Not Just for Black History Month
January 31, 2011
Bessie Coleman was the first black woman ever to fly an airplane and the first African American to earn an international pilot's license. She accomplished this in spite of prejudice against her race and gender. Bessie wanted to learn to fly, but since she could not gain admission to American flight schools because she was black and a woman, she traveled abroad to France to learn her skills as a pilot. On June 15, 1921, Bessie became not only the first African-American woman to earn an international aviation license from the Fédération Aéronautique Internationale, but the first African American woman in the world to earn an aviation pilot's license. Bessie dazzled crowds with her stunts at air shows, and was a skilled and daring pilot. If you would like to learn more about Bessie Coleman’s inspiring life, check out these titles from Mid-Continent Public Library.
The following suggestions are children’s books but young adults and adults will enjoy them as well.

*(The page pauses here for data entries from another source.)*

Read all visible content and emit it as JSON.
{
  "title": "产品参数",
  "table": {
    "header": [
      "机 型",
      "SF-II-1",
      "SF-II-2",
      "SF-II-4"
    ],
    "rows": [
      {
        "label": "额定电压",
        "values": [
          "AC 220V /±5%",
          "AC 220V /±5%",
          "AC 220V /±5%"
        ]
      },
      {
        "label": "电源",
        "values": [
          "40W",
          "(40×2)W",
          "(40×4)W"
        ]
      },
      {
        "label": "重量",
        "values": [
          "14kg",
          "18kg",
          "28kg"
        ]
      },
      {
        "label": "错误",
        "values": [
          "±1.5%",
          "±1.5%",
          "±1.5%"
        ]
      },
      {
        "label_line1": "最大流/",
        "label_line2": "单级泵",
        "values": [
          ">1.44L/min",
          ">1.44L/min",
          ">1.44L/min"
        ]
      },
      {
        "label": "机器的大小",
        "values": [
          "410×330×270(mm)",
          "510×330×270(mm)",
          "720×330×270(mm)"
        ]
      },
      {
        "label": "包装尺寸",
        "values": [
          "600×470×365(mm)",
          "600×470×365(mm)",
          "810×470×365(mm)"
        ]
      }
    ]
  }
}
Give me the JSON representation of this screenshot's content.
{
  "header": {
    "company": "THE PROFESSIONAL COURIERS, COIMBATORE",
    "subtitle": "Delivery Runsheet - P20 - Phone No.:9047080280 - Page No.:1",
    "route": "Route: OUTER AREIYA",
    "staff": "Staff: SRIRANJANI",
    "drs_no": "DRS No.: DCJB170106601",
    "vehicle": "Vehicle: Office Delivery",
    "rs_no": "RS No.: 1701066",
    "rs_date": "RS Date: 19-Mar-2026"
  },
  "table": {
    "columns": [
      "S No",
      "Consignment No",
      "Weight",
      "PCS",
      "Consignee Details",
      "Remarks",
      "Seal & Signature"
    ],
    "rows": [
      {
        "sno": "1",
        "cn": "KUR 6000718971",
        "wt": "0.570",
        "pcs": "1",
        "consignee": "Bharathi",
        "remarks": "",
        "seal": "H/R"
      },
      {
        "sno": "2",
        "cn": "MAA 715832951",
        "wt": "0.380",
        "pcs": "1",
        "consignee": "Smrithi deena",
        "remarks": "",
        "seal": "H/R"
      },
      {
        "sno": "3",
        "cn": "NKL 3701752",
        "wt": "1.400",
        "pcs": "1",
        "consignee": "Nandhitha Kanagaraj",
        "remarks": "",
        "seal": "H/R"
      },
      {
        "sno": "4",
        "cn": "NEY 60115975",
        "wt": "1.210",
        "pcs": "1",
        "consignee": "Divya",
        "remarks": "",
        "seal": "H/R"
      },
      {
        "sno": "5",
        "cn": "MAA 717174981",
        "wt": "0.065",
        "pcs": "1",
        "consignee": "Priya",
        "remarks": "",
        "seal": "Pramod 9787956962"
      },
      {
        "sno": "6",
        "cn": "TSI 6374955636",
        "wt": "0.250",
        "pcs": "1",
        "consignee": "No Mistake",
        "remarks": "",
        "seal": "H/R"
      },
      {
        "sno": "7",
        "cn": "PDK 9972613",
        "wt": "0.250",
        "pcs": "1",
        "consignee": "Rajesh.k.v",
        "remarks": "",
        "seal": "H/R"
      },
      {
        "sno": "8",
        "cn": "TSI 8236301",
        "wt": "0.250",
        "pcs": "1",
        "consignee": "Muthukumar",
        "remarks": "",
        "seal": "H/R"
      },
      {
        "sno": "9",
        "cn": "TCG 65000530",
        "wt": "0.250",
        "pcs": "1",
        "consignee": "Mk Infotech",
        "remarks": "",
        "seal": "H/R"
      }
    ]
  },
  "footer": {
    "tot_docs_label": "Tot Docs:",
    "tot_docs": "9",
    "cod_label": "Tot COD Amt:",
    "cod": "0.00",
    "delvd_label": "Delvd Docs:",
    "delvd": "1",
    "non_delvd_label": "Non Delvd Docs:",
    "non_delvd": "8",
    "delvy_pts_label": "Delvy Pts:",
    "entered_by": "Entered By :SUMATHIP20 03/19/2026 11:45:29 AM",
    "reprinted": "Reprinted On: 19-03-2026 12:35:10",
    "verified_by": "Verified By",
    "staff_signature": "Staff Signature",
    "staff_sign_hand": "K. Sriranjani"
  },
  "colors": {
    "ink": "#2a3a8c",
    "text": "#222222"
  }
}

Up in the Air: The Story of Bessie Coleman by Philip S. Hart
Fly High!: The Story of Bessie Coleman by Louise Bordan
Bessie Coleman: First Black Woman Pilot by Connie Plantz
Brave Bessie: Flying Free by Lillian M. Fisher,
Also on DVD:
Flyers: in Search of a Dream: A documentary that profiles some of America's pioneering black pilots who helped shape modern aviation. Includes stories about Bessie Coleman, William J. Powell, Sr., Herbert Julian, and James Herman Banning.